The reopening optimism has also raised bets on a rise in
inflation and, in response, a tapering of the Fed's easy
monetary policy that triggered a spike in U.S. bond yields in
recent weeks and roiled equities.
At the end of Fed's two-day meeting on Wednesday, policymakers
are expected to forecast that the U.S. economy will grow in 2021
at the fastest rate in decades while reiterating their dovish
stance for the foreseeable future.
The yields on benchmark 10-year Treasuries hovered near their
13-month high at 1.61%, slightly lower than its peak of 1.64%
hit on Friday. Investors suspect a $1.9 trillion relief package,
which amounts to more than 8% of the country's GDP, could stoke
inflation.
At 6:36 a.m. ET, Dow E-minis were up 118 points, or 0.36%, S&P
500 E-minis were up 7.5 points, or 0.2%, and Nasdaq 100 E-minis
were up 24.75 points, or 0.19%.
Facebook Inc, Apple Inc, Amazon.com Inc, Netflix Inc, Alphabet
Inc and Microsoft rose between 0.1% and 0.6% in early trade.

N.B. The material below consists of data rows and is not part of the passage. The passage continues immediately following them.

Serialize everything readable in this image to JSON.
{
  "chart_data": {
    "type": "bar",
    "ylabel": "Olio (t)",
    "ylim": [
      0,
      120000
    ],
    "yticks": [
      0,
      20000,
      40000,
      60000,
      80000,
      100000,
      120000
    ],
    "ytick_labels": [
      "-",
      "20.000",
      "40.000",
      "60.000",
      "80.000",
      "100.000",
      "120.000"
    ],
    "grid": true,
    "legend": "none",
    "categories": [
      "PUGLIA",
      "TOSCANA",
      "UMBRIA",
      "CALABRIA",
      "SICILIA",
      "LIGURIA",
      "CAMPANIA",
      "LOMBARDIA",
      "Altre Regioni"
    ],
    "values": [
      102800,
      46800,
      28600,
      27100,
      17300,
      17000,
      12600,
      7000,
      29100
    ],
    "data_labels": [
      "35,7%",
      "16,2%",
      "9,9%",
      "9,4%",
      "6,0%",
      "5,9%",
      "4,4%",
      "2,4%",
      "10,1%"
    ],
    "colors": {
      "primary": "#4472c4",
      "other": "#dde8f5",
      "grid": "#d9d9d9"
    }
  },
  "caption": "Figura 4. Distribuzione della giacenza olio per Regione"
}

Microsoft stands to receive nearly a quarter of COVID relief
funds destined for U.S. cybersecurity defenders, sources told
Reuters, angering some lawmakers who don't want to increase
funding for a company whose software was recently at the heart
of two big hacks.
Eli Lilly and Co dropped about 5% premarket as analysts said the
company's mid-stage trial data for its experimental drug to
treat Alzheimer's cast a doubt on the approval timeline.